Lewis and Clark County Selected as One of Eight Pretrial Advancement Sites
Lewis and Clark County will join a national 12-month pretrial planning cohort to evaluate and improve local pretrial practices, a move that could affect release conditions and community services.

Lewis and Clark County Criminal Justice Services announced that the Citizens’ Advisory Council, in partnership with the Criminal Justice Coordinating Council, has been selected as one of eight jurisdictions nationwide to take part in a national pretrial initiative. The selection places local officials in a 12-month strategic planning cohort aimed at producing an actionable plan to improve pretrial outcomes and enhance community safety and well-being.
The program, Pathways to Pretrial Advancement, is run by Advancing Pretrial Policy and Research (APPR). APPR describes the cohort as a competitive, multi-jurisdiction effort that supplies professional facilitation, expert coaching, immersive learning experiences, and peer support to participating sites. APPR is supported by Arnold Ventures and managed by the Center for Effective Public Policy. The county’s announcement carrying the January 30, 2026 date identified Lewis and Clark County CJS, the Citizens’ Advisory Council, and the Criminal Justice Coordinating Council as the local partners for the effort.
For Helena and the broader county, the program could shape how pretrial supervision, referrals, and supports are organized. National guidance and advocacy materials stress that pretrial services agencies vary widely in monitoring approaches - from intensive supervision similar to probation to light-touch reminder systems - and that technical violations of release conditions remain common. Peer support and recovery navigation are noted as important but often missing elements of supervision models, and referrals to substance use treatment, mental health care, housing assistance, or vocational services are highlighted as strategies that can reduce re-arrest risk when tied to individual risk factors.
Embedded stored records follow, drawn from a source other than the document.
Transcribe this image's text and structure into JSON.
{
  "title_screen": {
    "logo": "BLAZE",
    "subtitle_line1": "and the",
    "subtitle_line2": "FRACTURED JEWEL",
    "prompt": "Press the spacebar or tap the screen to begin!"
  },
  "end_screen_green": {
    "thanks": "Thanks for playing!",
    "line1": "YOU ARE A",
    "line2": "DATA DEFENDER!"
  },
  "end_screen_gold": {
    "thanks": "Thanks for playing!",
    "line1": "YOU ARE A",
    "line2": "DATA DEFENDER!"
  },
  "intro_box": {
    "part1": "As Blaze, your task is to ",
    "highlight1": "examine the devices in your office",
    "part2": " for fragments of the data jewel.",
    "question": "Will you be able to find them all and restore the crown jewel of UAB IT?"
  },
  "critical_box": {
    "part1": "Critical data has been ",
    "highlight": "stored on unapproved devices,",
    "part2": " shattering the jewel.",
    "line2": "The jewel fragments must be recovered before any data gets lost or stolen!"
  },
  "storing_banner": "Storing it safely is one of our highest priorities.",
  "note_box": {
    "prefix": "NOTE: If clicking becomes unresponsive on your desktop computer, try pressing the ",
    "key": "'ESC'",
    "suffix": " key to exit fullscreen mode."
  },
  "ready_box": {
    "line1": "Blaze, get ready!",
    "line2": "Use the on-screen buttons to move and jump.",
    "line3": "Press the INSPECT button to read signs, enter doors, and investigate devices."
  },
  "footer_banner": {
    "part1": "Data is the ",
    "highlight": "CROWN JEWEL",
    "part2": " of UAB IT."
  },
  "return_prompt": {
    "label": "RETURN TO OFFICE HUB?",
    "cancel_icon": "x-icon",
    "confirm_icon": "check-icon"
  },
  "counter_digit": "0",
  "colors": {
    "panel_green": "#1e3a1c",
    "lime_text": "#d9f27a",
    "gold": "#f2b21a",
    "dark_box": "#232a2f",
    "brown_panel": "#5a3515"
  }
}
The APPR model explicitly aims to convene stakeholders, prioritize promising improvements, and promote effective pretrial policies and practices. Locally, that will likely require bringing together defense attorneys, prosecutors, judges, probation and pretrial staff, social service providers, and community representatives. The county announcement did not include a start date for the 12-month planning cycle, detailed milestones, or specific local reforms to be pursued; those operational details remain to be released by Lewis and Clark County CJS and its partners.
APPR’s materials note that the current application cycle is closed and that a second cohort Request for Applications is planned for Fall 2026. In the interim, APPR encourages jurisdictions to use its roadmaps and implementation guides to assemble inclusive pretrial policy teams and to educate stakeholders about best practices.
What this means for readers is practical: the selection gives Helena-area officials access to national technical assistance and peer learning that can reframe how people are supervised before trial and how social supports are linked to release conditions. The immediate next steps will be local: county leaders must define the planning timeline, name participants, and outline the community supports they intend to examine. Those decisions will determine whether the Pathways process produces measurable changes to pretrial outcomes and public safety in Lewis and Clark County.